Evaluating Fundraising Companies
Choosing a fundraising company is much like choosing a business partner or hiring a new employee. It's important to work with a company that can be trusted and one that can deliver. When interviewing fundraising companies, churches should prepare a list of key questions.
Is the company offering a high-caliber, professional program?
Are the products high in quality and something the school can be proud to stand behind? How is safety addressed? Does the company discourage unsupervised door-to-door sales? Will adult supervision be stressed? How will these points be communicated to volunteers? What promotional materials and/or incentive programs will the company provide? Are the materials appropriate and good in quality?
How will the company's program meet the fundraising goals of your group?

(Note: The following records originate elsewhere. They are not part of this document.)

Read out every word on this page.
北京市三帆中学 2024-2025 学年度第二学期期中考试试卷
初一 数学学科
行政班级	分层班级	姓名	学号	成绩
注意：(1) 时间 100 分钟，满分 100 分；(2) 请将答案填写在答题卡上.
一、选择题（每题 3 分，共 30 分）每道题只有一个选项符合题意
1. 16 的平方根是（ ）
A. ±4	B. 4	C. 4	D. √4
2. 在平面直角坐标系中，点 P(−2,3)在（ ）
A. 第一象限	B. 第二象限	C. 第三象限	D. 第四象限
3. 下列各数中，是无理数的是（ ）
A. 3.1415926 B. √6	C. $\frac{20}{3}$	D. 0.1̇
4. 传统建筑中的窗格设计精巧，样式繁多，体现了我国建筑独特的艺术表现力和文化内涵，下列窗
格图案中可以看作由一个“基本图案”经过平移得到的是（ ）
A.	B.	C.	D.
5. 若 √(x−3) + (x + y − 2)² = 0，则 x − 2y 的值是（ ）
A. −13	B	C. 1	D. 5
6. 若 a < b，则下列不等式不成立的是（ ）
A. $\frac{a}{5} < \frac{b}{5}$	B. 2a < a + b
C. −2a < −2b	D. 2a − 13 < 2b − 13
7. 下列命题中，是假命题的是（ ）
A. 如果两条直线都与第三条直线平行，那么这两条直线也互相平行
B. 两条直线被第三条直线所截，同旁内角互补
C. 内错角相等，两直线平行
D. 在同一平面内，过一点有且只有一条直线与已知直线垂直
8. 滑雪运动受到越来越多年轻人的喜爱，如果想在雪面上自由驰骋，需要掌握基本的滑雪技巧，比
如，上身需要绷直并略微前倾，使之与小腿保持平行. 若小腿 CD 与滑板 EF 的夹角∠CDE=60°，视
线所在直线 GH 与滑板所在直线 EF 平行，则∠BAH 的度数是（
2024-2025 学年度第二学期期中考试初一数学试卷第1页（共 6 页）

What time and energy-saving services does the company offer, and how much will these services cost? Rather than focus on percent of profit your group receives, ask what real dollars a group similar to yours in size and scope can expect to raise. Does the retail price of the products represent a fair market value? Will there be a written agreement?
Does the program include straightforward logistics?
How will the program work? Are products paid for in advance or upon delivery? Will the company provide volunteers with easy-to-understand, comprehensive guidelines for recordkeeping? Does the company understand and comply with your state's sales tax laws? How are products shipped and when? Who pays the freight? What is the policy on damaged or unsold products? Will out-of-stock items be back-ordered or will substitutions be provided? How quickly will the group be notified if there is a problem and given a plan for how the problem will be resolved?
Does the company have a strong track record?
How long has the company and the individual representative been in the product fundraising business? How quickly will you be able to reach the company or individual representative should the need arise? How good has their program worked for other groups similar in size? Can the company/representative provide references? (Ask references if the company met fundraising goals. Was the representative responsive? Would the group work with this company again? )
Most online fundraising programs are designed as online "store-fronts or shopping malls" offering rebates based on a percentage of the purchase back to non-profit groups designated by the online shopper. When considering an alliance with an online fundraising company, apply the same rigorous research as you would a traditional fundraising company.